Ivanov tries to sell bicycles with a 170% mark-up, which is the lowest profitable mark-up. Sometimes, however, he has to lower it, “We may go as low as 50%, such as when we realize that the price is too high and no one is buying a particular model.” The factory stores in Moscow and St. Petersburg fully satisfy the demand for Shulz bikes in their cities. However, regional sales are lagging – dealers sometimes buy a couple of units to expand their line-up. This is why Ivanov prefers to stock his warehouse for trusted partners who preorder Shulz bicycles. Ivanov’s team also teaches dealers how to assemble and tune the bicycles. As Ivanov explains, “Anything good about your bike can be easily overshadowed by poor assembly. Some stores simply take the bicycle out of the box and give it to the buyer. No one is overseeing assembly and tuning – a single improperly attached component may lead to an expensive breakdown, and the consumer will think that the bike is a waste of money.”

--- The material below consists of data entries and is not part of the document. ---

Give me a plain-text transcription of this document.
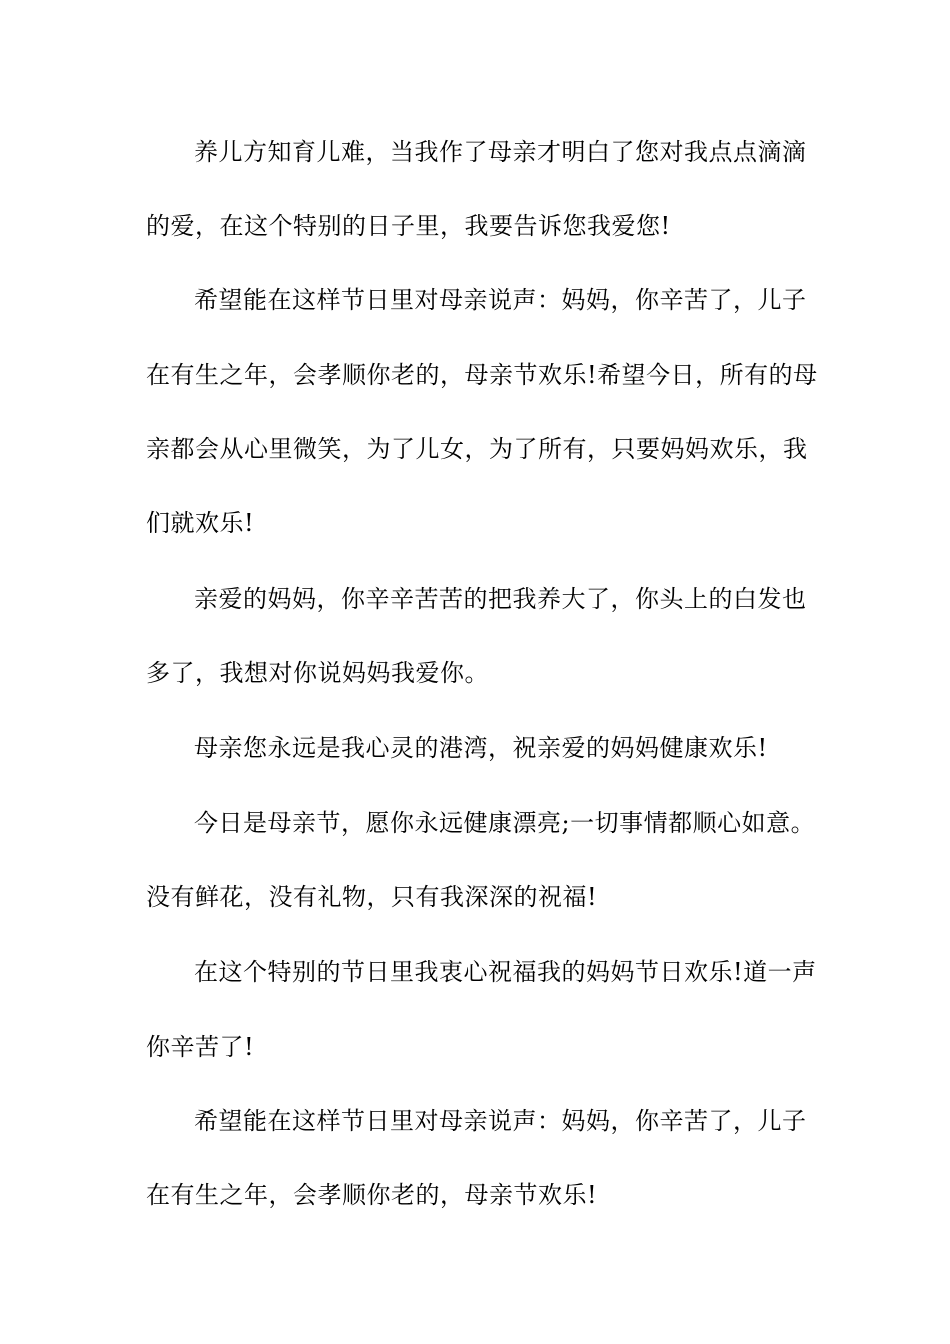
养儿方知育儿难，当我作了母亲才明白了您对我点点滴滴
的爱，在这个特别的日子里，我要告诉您我爱您!
希望能在这样节日里对母亲说声：妈妈，你辛苦了，儿子
在有生之年，会孝顺你老的，母亲节欢乐!希望今日，所有的母
亲都会从心里微笑，为了儿女，为了所有，只要妈妈欢乐，我
们就欢乐!
亲爱的妈妈，你辛辛苦苦的把我养大了，你头上的白发也
多了，我想对你说妈妈我爱你。
母亲您永远是我心灵的港湾，祝亲爱的妈妈健康欢乐!
今日是母亲节，愿你永远健康漂亮;一切事情都顺心如意。
没有鲜花，没有礼物，只有我深深的祝福!
在这个特别的节日里我衷心祝福我的妈妈节日欢乐!道一声
你辛苦了!
希望能在这样节日里对母亲说声：妈妈，你辛苦了，儿子
在有生之年，会孝顺你老的，母亲节欢乐!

Around 4.5 million bikes were sold in Russia in 2014. Half were imported from overseas, and the rest of the market was divided among Russian manufacturers: Velomotors (a Stels brand), Forward, Stern and others. Despite being somewhat of a niche market, competition in the folding bike market in Russia is quite fierce. Shulz sells around 5,000 bikes per year and has to compete with the American Dahon, British Bickerton, Chinese Langtu, Russian Stels, Forward and others. The cheapest Shulz model costs 13,900 roubles ($215) while Stels sells bikes for as cheap as 8,000 roubles ($125). Dahon’s cheapest model, in comparison, is 18,000 roubles ($275). Ivanov is certain that his service puts him at the top of the competition. “Shulz is a small company with a personal approach to clients,” Ivanov said. “We are the only ones who offer three years of free service. We hire more and more mechanics every year. We also offer trade-in, when clients can exchange their old bikes for a new one and pay the difference.”
Ivanov admits that while company revenue and sales were growing before the recent economic crisis, revenue and sales have remained at the same level for the past two years. The businessman sees no growth opportunities in the Russian market in the near future. Bearing this in mind, Ivanov decided in 2015 to expand to Europe.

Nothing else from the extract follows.